Vindication. Iraqi …

Iraqi Minister Scolds U.N. for Inaction Regarding Hussein
UNITED NATIONS, Dec. 16 — Iraq’s foreign minister, Hoshyar Zebari, accused the United Nations Security Council today of having failed to help rescue his country from Saddam Hussein, and he chided member states for bickering over his beleaguered country’s future.

So says the NY Times. Got to applaud the Times this time, as apparently the BBC decided to spike the whole scolding thing. The Times continues,

“Now is not the time to pin blame and point fingers,” [UN Secretary General Kofi Annan] told reporters. Saying that Mr. Zebari was “obviously entitled to his opinion,” Mr. Annan said that the United Nations had done as much for Iraq as it could under the circumstances and was prepared to do more.

Which, as Instapundit noted, translates to, “Now is not the time to pin blame and point fingers at me.”

If you want to do the free registration thing with the Times, you can read the whole thing. Very much worth your time. For those who don’t, here’s what the Iraqi foreign minister said.

“Settling scores with the United States-led coalition should not be at the cost of helping to bring stability to the Iraqi people,” Mr. Zebari said in language unusually scolding for an occupant of the guest seat at the end of the curving Security Council table.
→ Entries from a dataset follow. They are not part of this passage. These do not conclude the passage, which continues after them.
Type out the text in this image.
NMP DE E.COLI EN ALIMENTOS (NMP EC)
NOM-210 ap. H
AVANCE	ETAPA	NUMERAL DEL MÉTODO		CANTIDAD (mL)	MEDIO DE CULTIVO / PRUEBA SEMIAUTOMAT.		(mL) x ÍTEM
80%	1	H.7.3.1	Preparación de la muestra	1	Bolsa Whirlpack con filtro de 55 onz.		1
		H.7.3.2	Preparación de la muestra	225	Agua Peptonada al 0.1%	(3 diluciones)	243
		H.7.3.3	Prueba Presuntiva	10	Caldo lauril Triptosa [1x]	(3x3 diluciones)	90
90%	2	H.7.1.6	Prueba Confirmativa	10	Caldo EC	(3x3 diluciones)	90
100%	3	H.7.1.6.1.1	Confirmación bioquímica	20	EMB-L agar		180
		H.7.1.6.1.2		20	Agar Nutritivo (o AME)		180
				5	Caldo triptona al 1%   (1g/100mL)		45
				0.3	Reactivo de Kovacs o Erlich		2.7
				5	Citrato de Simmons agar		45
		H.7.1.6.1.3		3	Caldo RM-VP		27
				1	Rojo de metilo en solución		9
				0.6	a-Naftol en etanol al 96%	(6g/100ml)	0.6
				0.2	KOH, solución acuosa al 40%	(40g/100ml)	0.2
“Squabbling over political differences takes a back seat to the daily struggle for security, jobs, basic freedoms and all the rights the U.N. is chartered to uphold,” he said.

Taking a harsh view of the inability of quarreling members of the Security Council to endorse military action in Iraq, Mr. Zebari said, “One year ago, the Security Council was divided between those who wanted to appease Saddam Hussein and those who wanted to hold him accountable.

“The United Nations as an organization failed to help rescue the Iraqi people from a murderous tyranny that lasted over 35 years, and today we are unearthing thousands of victims in horrifying testament to that failure.”

He declared, “The U.N. must not fail the Iraqi people again.”

It was not immediately clear how the accusatory tone of Mr. Zebari’s speech affected the closed-door discussion over the United Nations’ role in Iraq that followed, but Secretary General Kofi Annan, the first to emerge from the hall, appeared taken aback.

He’s used to accepting groveling and platitudes, not the truth.